Unsere Körper gehören uns!
Diese Hürden sind kein Zufall. Sie passen zu einem System, das Frauen in klassische Geschlechterrollen als Mütter und Hausfrauen zwingen will, da sie so Sorgearbeit kostenlos im Rahmen ihrer Familie leisten und diese nicht von den Kapitalist:innen finanziert werden muss. Gleichzeitig sorgen sie damit für einen konstanten Nachschub an zukünftigen Arbeitskräften, die dann von diesen ausgebeutet werden können. Gerade konservative bis offene rechte Kräfte, die im momentanen Rechtsruck immer stärker werden, verbreiten ein solch unterdrückerisches Frauenbild.
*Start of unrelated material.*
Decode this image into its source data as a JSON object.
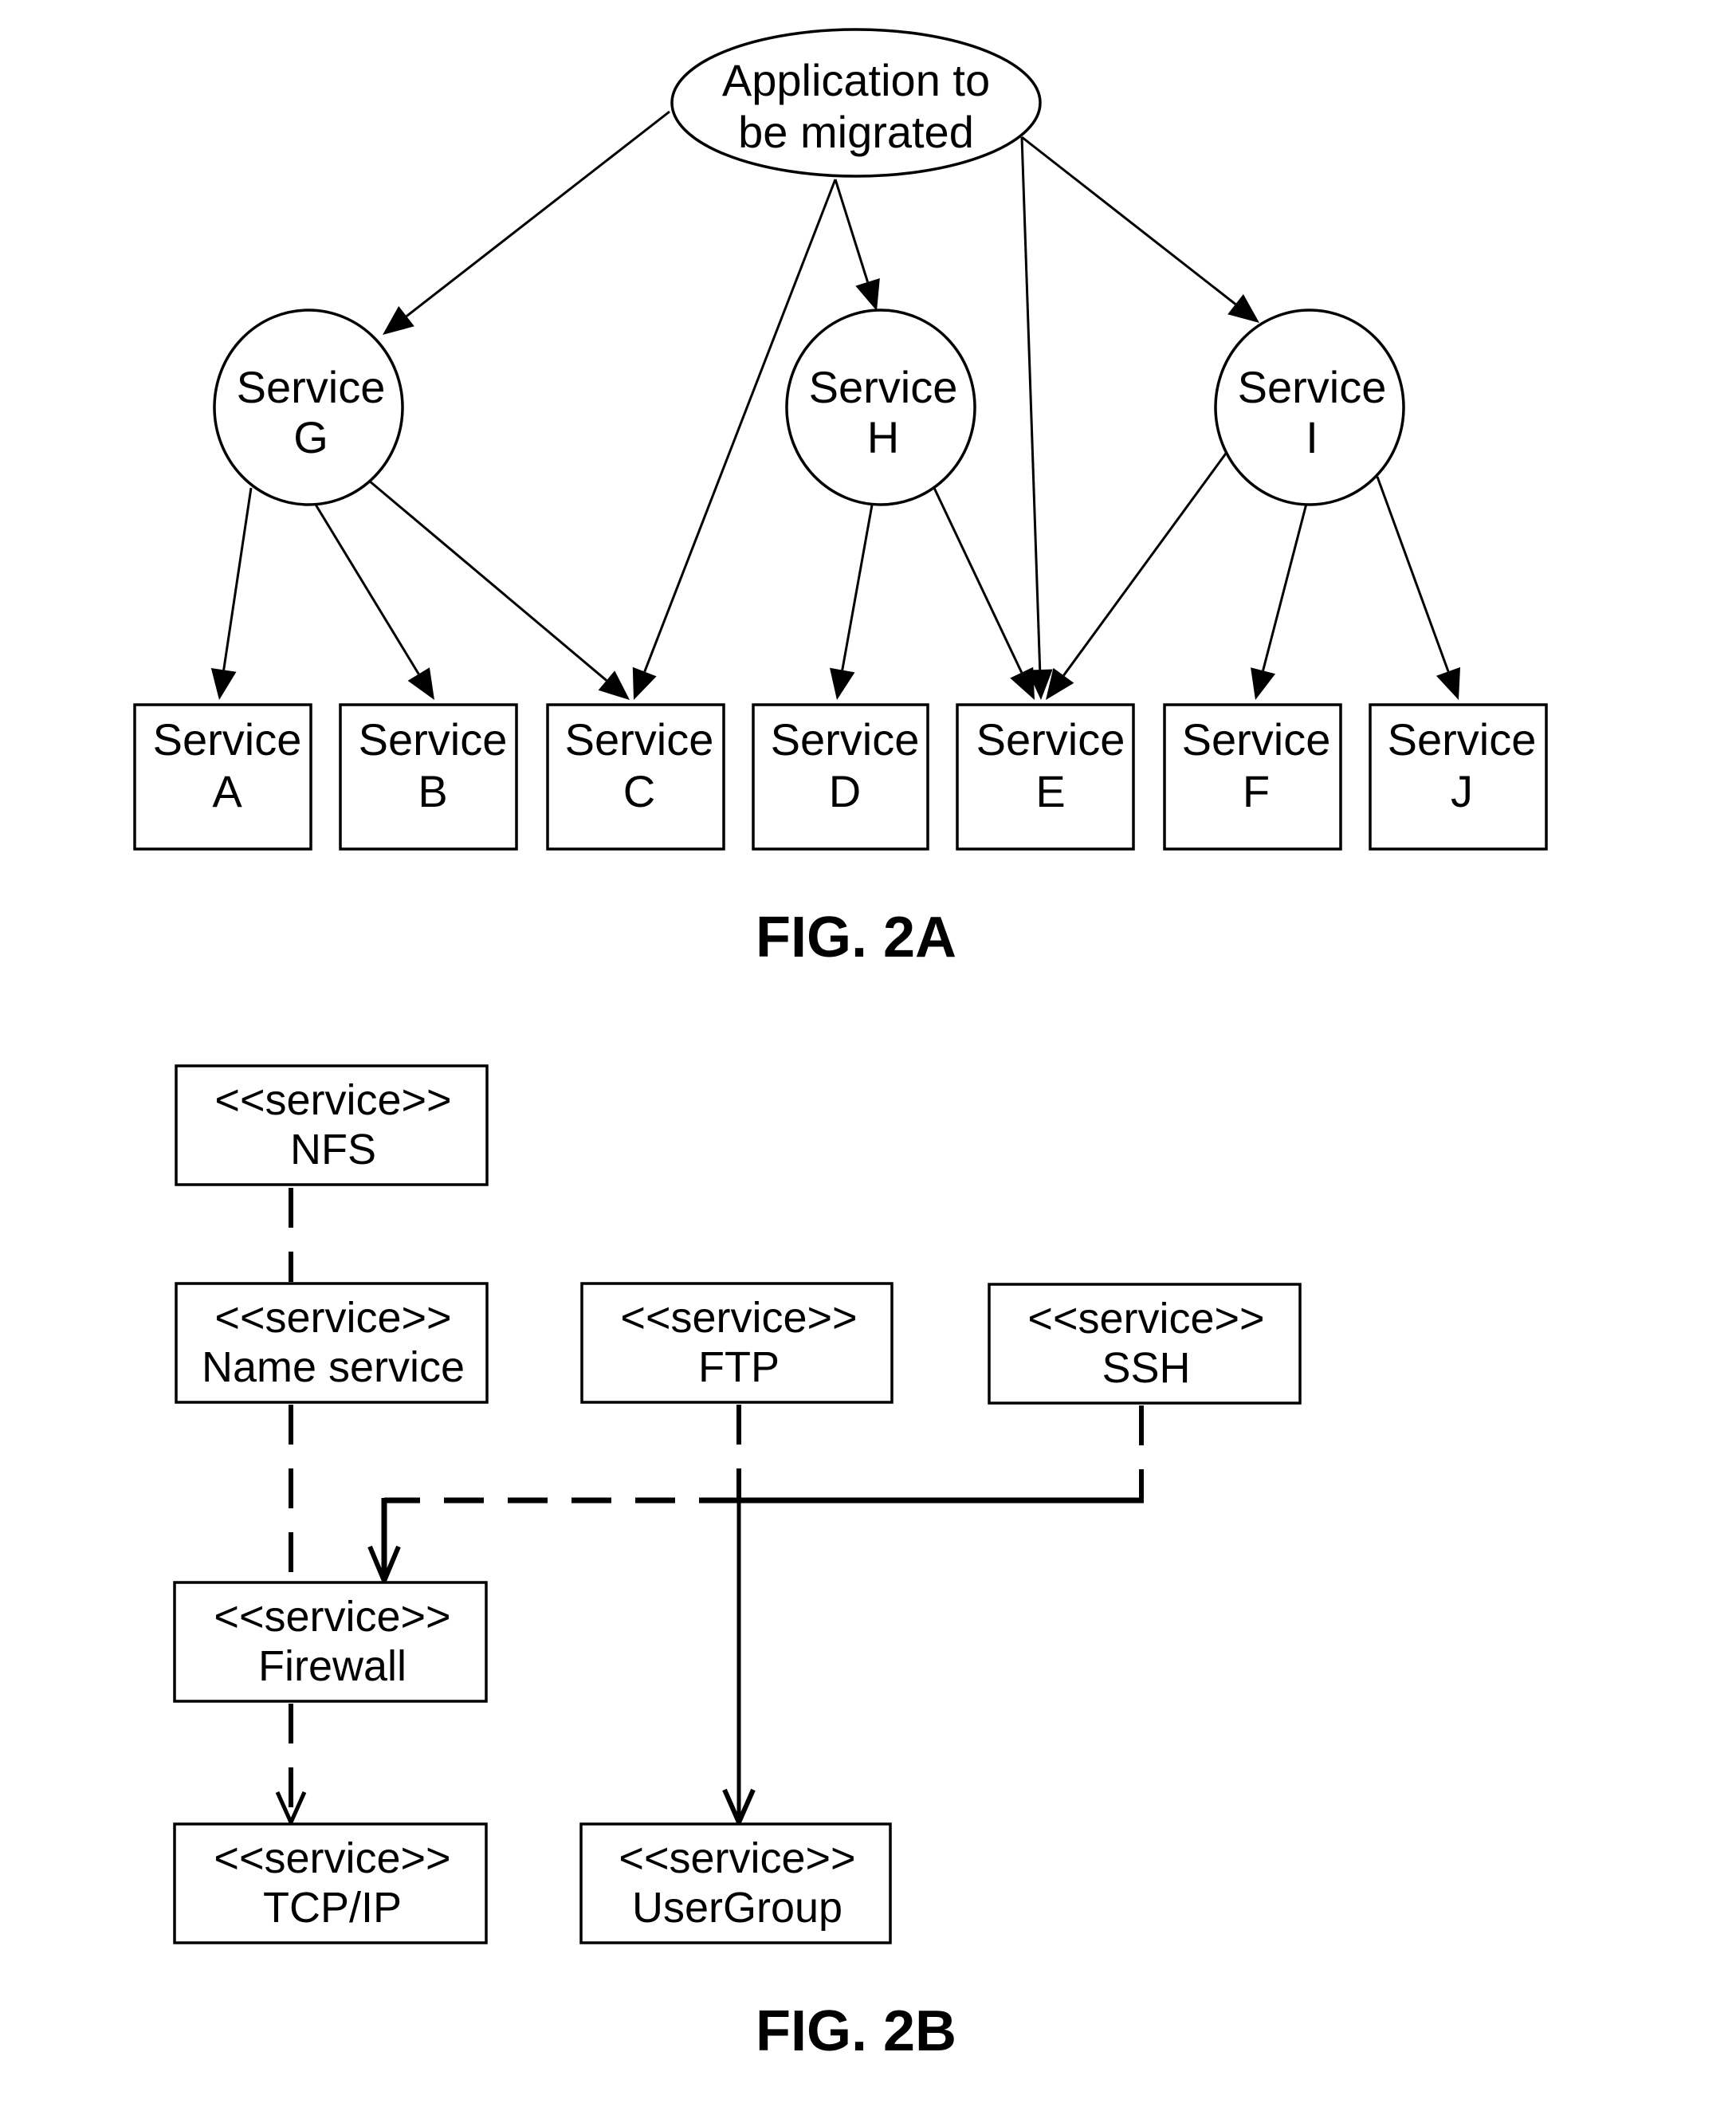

Es gibt zwar auch liberalere bürgerliche Kräfte, die halbherzig das Recht auf Abtreibung verteidigen, aber nur selten die ökonomische Dimension beachten: Finanzielle Unabhängigkeit von Familie und Partner, ein ausfinanziertes Hilfssystem und kostenlose Gesundheitsversorgung!
Wir fordern also das Recht, selbst über unsere Körper zu entscheiden – unabhängig davon, wie alt wir sind. Schwangerschaftsabbruch darf keine Frage von Geld, Angst oder Zustimmung sein. Es muss ein Recht sein, und zwar für alle!
Deshalb fordern wir:
• Kostenloser Zugang zu Beratung, Verhütung und Abtreibung!
• Keine Zustimmung der Eltern für Abtreibung oder „Pille danach“!
• Ärzt:innen müssen offen informieren dürfen!
• Mehr Hilfsangebote: Mutter-Kind-Häuser, anonyme Beratung, Schutzräume, finanzielle Unterstützung!
• Aufklärung an Schulen, die informiert statt zu verurteilen!
• Abschaffung aller Gesetze, die unsere Selbstbestimmung einschränken!
• Weg mit dem Druck, sich dem Ideal der bürgerlichen Kleinfamilie zu beugen! Für eine Welt ohne unterdrückerische Geschlechterrollen und für die Vergesellschaftung von Haus- und Sorgearbeit!